I Again Invite Fidel Castro Over For Dinner

A year ago, I offered Fidel Castro a retirement dinner to celebrate stepping down  as the ruler of Cuba after about only 52 years. I, the Powegian Chef, offered it to him at my humble home. Did he RSVP? Heck no? So, I’m offering one last time. What about it Fidel? I offered President Obama a dinner at my home. He didn’t bother to reply either. What happened? I’m running against him on the Bacon & Chocolate Party. All polls that I follow show B&C’s popularity surging, carrying me into the White House in November. So I suggest your RSVP “yes.” After all biting into a sandwich with hidden lutefisk in it fills the eater with severe depression. Just saying.

So, Fidel, do you like Swedish cuisine? My grandmother was from Sweden and passed on a great, authentic recipe. Or would you prefer a fine Cuban sandwich, Cuban stuffed peppers? I’ll leave the menu to you. Just let me know.

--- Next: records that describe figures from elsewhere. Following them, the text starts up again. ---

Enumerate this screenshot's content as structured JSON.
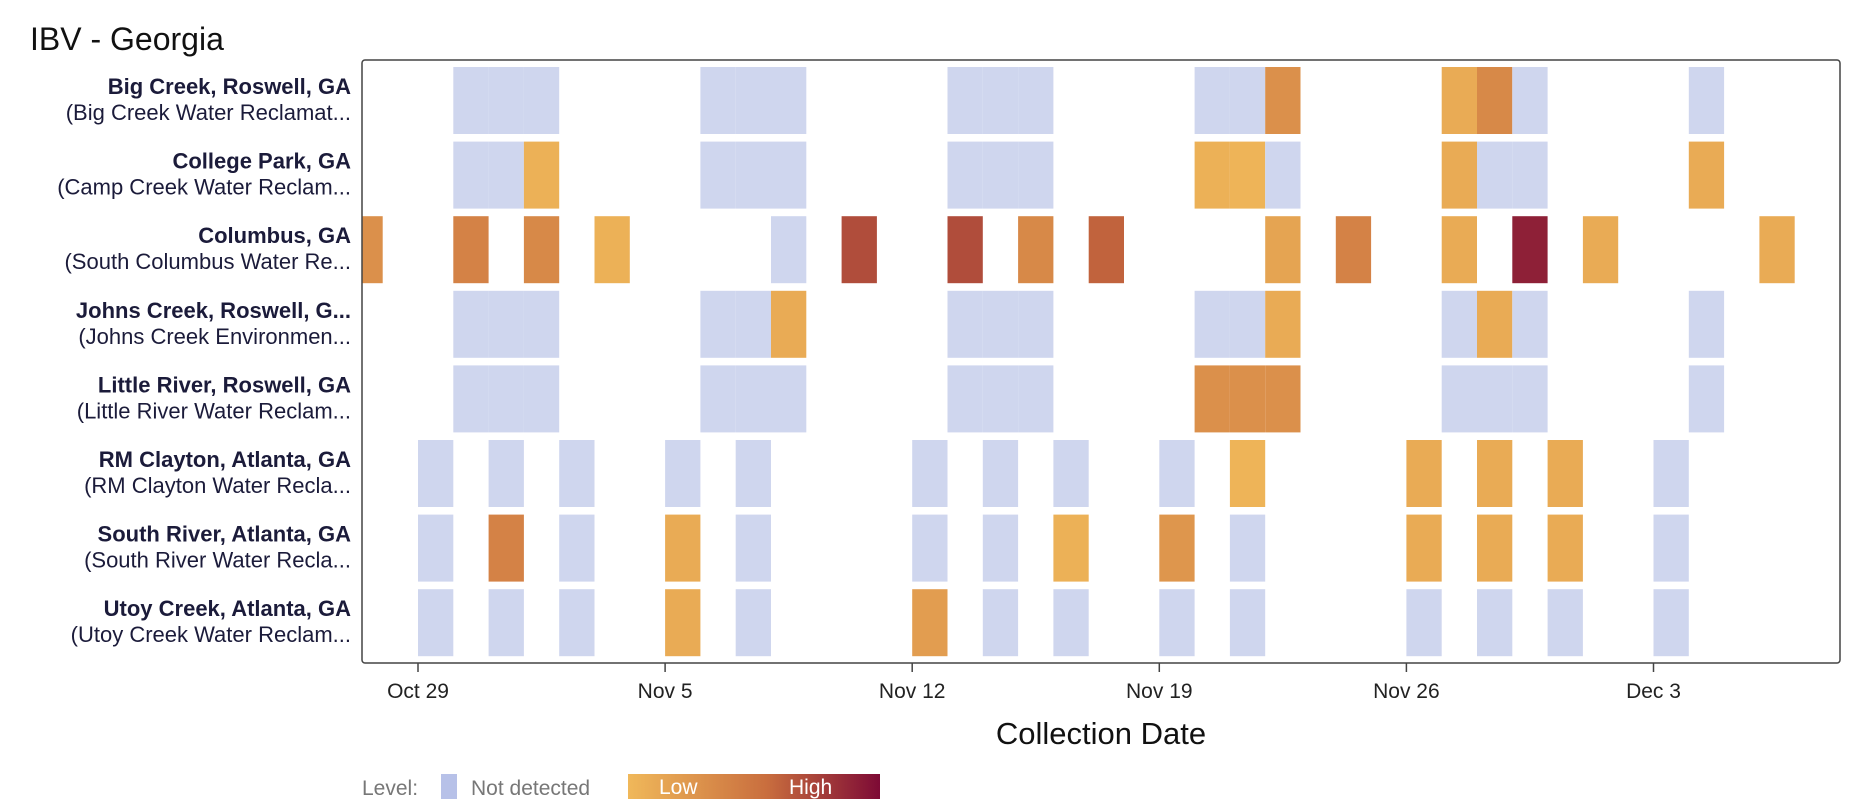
{
  "chart_data": {
    "type": "heatmap",
    "title": "IBV - Georgia",
    "xlabel": "Collection Date",
    "x_axis": {
      "type": "date",
      "range": [
        "2024-10-27",
        "2024-12-09"
      ],
      "ticks": [
        {
          "date": "2024-10-29",
          "label": "Oct 29"
        },
        {
          "date": "2024-11-05",
          "label": "Nov 5"
        },
        {
          "date": "2024-11-12",
          "label": "Nov 12"
        },
        {
          "date": "2024-11-19",
          "label": "Nov 19"
        },
        {
          "date": "2024-11-26",
          "label": "Nov 26"
        },
        {
          "date": "2024-12-03",
          "label": "Dec 3"
        }
      ]
    },
    "rows": [
      {
        "name": "Big Creek, Roswell, GA",
        "facility": "(Big Creek Water Reclamat...",
        "samples": [
          {
            "date": "2024-10-30",
            "level": "nd"
          },
          {
            "date": "2024-10-31",
            "level": "nd"
          },
          {
            "date": "2024-11-01",
            "level": "nd"
          },
          {
            "date": "2024-11-06",
            "level": "nd"
          },
          {
            "date": "2024-11-07",
            "level": "nd"
          },
          {
            "date": "2024-11-08",
            "level": "nd"
          },
          {
            "date": "2024-11-13",
            "level": "nd"
          },
          {
            "date": "2024-11-14",
            "level": "nd"
          },
          {
            "date": "2024-11-15",
            "level": "nd"
          },
          {
            "date": "2024-11-20",
            "level": "nd"
          },
          {
            "date": "2024-11-21",
            "level": "nd"
          },
          {
            "date": "2024-11-22",
            "level": 0.3
          },
          {
            "date": "2024-11-27",
            "level": 0.1
          },
          {
            "date": "2024-11-28",
            "level": 0.35
          },
          {
            "date": "2024-11-29",
            "level": "nd"
          },
          {
            "date": "2024-12-04",
            "level": "nd"
          }
        ]
      },
      {
        "name": "College Park, GA",
        "facility": "(Camp Creek Water Reclam...",
        "samples": [
          {
            "date": "2024-10-30",
            "level": "nd"
          },
          {
            "date": "2024-10-31",
            "level": "nd"
          },
          {
            "date": "2024-11-01",
            "level": 0.05
          },
          {
            "date": "2024-11-06",
            "level": "nd"
          },
          {
            "date": "2024-11-07",
            "level": "nd"
          },
          {
            "date": "2024-11-08",
            "level": "nd"
          },
          {
            "date": "2024-11-13",
            "level": "nd"
          },
          {
            "date": "2024-11-14",
            "level": "nd"
          },
          {
            "date": "2024-11-15",
            "level": "nd"
          },
          {
            "date": "2024-11-20",
            "level": 0.05
          },
          {
            "date": "2024-11-21",
            "level": 0.03
          },
          {
            "date": "2024-11-22",
            "level": "nd"
          },
          {
            "date": "2024-11-27",
            "level": 0.1
          },
          {
            "date": "2024-11-28",
            "level": "nd"
          },
          {
            "date": "2024-11-29",
            "level": "nd"
          },
          {
            "date": "2024-12-04",
            "level": 0.1
          }
        ]
      },
      {
        "name": "Columbus, GA",
        "facility": "(South Columbus Water Re...",
        "samples": [
          {
            "date": "2024-10-27",
            "level": 0.3
          },
          {
            "date": "2024-10-30",
            "level": 0.4
          },
          {
            "date": "2024-11-01",
            "level": 0.35
          },
          {
            "date": "2024-11-03",
            "level": 0.05
          },
          {
            "date": "2024-11-08",
            "level": "nd"
          },
          {
            "date": "2024-11-10",
            "level": 0.7
          },
          {
            "date": "2024-11-13",
            "level": 0.7
          },
          {
            "date": "2024-11-15",
            "level": 0.35
          },
          {
            "date": "2024-11-17",
            "level": 0.6
          },
          {
            "date": "2024-11-22",
            "level": 0.15
          },
          {
            "date": "2024-11-24",
            "level": 0.4
          },
          {
            "date": "2024-11-27",
            "level": 0.1
          },
          {
            "date": "2024-11-29",
            "level": 0.9
          },
          {
            "date": "2024-12-01",
            "level": 0.1
          },
          {
            "date": "2024-12-06",
            "level": 0.1
          }
        ]
      },
      {
        "name": "Johns Creek, Roswell, G...",
        "facility": "(Johns Creek Environmen...",
        "samples": [
          {
            "date": "2024-10-30",
            "level": "nd"
          },
          {
            "date": "2024-10-31",
            "level": "nd"
          },
          {
            "date": "2024-11-01",
            "level": "nd"
          },
          {
            "date": "2024-11-06",
            "level": "nd"
          },
          {
            "date": "2024-11-07",
            "level": "nd"
          },
          {
            "date": "2024-11-08",
            "level": 0.1
          },
          {
            "date": "2024-11-13",
            "level": "nd"
          },
          {
            "date": "2024-11-14",
            "level": "nd"
          },
          {
            "date": "2024-11-15",
            "level": "nd"
          },
          {
            "date": "2024-11-20",
            "level": "nd"
          },
          {
            "date": "2024-11-21",
            "level": "nd"
          },
          {
            "date": "2024-11-22",
            "level": 0.1
          },
          {
            "date": "2024-11-27",
            "level": "nd"
          },
          {
            "date": "2024-11-28",
            "level": 0.1
          },
          {
            "date": "2024-11-29",
            "level": "nd"
          },
          {
            "date": "2024-12-04",
            "level": "nd"
          }
        ]
      },
      {
        "name": "Little River, Roswell, GA",
        "facility": "(Little River Water Reclam...",
        "samples": [
          {
            "date": "2024-10-30",
            "level": "nd"
          },
          {
            "date": "2024-10-31",
            "level": "nd"
          },
          {
            "date": "2024-11-01",
            "level": "nd"
          },
          {
            "date": "2024-11-06",
            "level": "nd"
          },
          {
            "date": "2024-11-07",
            "level": "nd"
          },
          {
            "date": "2024-11-08",
            "level": "nd"
          },
          {
            "date": "2024-11-13",
            "level": "nd"
          },
          {
            "date": "2024-11-14",
            "level": "nd"
          },
          {
            "date": "2024-11-15",
            "level": "nd"
          },
          {
            "date": "2024-11-20",
            "level": 0.3
          },
          {
            "date": "2024-11-21",
            "level": 0.3
          },
          {
            "date": "2024-11-22",
            "level": 0.3
          },
          {
            "date": "2024-11-27",
            "level": "nd"
          },
          {
            "date": "2024-11-28",
            "level": "nd"
          },
          {
            "date": "2024-11-29",
            "level": "nd"
          },
          {
            "date": "2024-12-04",
            "level": "nd"
          }
        ]
      },
      {
        "name": "RM Clayton, Atlanta, GA",
        "facility": "(RM Clayton Water Recla...",
        "samples": [
          {
            "date": "2024-10-29",
            "level": "nd"
          },
          {
            "date": "2024-10-31",
            "level": "nd"
          },
          {
            "date": "2024-11-02",
            "level": "nd"
          },
          {
            "date": "2024-11-05",
            "level": "nd"
          },
          {
            "date": "2024-11-07",
            "level": "nd"
          },
          {
            "date": "2024-11-12",
            "level": "nd"
          },
          {
            "date": "2024-11-14",
            "level": "nd"
          },
          {
            "date": "2024-11-16",
            "level": "nd"
          },
          {
            "date": "2024-11-19",
            "level": "nd"
          },
          {
            "date": "2024-11-21",
            "level": 0.03
          },
          {
            "date": "2024-11-26",
            "level": 0.1
          },
          {
            "date": "2024-11-28",
            "level": 0.1
          },
          {
            "date": "2024-11-30",
            "level": 0.1
          },
          {
            "date": "2024-12-03",
            "level": "nd"
          }
        ]
      },
      {
        "name": "South River, Atlanta, GA",
        "facility": "(South River Water Recla...",
        "samples": [
          {
            "date": "2024-10-29",
            "level": "nd"
          },
          {
            "date": "2024-10-31",
            "level": 0.4
          },
          {
            "date": "2024-11-02",
            "level": "nd"
          },
          {
            "date": "2024-11-05",
            "level": 0.1
          },
          {
            "date": "2024-11-07",
            "level": "nd"
          },
          {
            "date": "2024-11-12",
            "level": "nd"
          },
          {
            "date": "2024-11-14",
            "level": "nd"
          },
          {
            "date": "2024-11-16",
            "level": 0.05
          },
          {
            "date": "2024-11-19",
            "level": 0.25
          },
          {
            "date": "2024-11-21",
            "level": "nd"
          },
          {
            "date": "2024-11-26",
            "level": 0.1
          },
          {
            "date": "2024-11-28",
            "level": 0.1
          },
          {
            "date": "2024-11-30",
            "level": 0.1
          },
          {
            "date": "2024-12-03",
            "level": "nd"
          }
        ]
      },
      {
        "name": "Utoy Creek, Atlanta, GA",
        "facility": "(Utoy Creek Water Reclam...",
        "samples": [
          {
            "date": "2024-10-29",
            "level": "nd"
          },
          {
            "date": "2024-10-31",
            "level": "nd"
          },
          {
            "date": "2024-11-02",
            "level": "nd"
          },
          {
            "date": "2024-11-05",
            "level": 0.1
          },
          {
            "date": "2024-11-07",
            "level": "nd"
          },
          {
            "date": "2024-11-12",
            "level": 0.2
          },
          {
            "date": "2024-11-14",
            "level": "nd"
          },
          {
            "date": "2024-11-16",
            "level": "nd"
          },
          {
            "date": "2024-11-19",
            "level": "nd"
          },
          {
            "date": "2024-11-21",
            "level": "nd"
          },
          {
            "date": "2024-11-26",
            "level": "nd"
          },
          {
            "date": "2024-11-28",
            "level": "nd"
          },
          {
            "date": "2024-11-30",
            "level": "nd"
          },
          {
            "date": "2024-12-03",
            "level": "nd"
          }
        ]
      }
    ],
    "legend": {
      "placement": "bottom-left",
      "label": "Level:",
      "not_detected": "Not detected",
      "low": "Low",
      "high": "High"
    },
    "colors": {
      "not_detected": "#cfd6ee",
      "low": "#f0b85a",
      "high": "#7d0a35",
      "legend_nd": "#b7c1e8",
      "frame": "#444444"
    },
    "grid": false
  }
}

We could watch reruns of Gunsmoke after dinner. Sorry, no post-prandial cigars at this home, but wouldn’t you really rather have a peanut-butter milkshake?

We have a fold-out sofa bed if you’d care to stay the night. For the first ten minutes of the next day we could visit the cultural sites of Poway, twenty if we’re lucky enough to see street repair.

And my wife could shave off your unruly beard. She’s really good.

C’mon over Fidel, we’ll treat you right.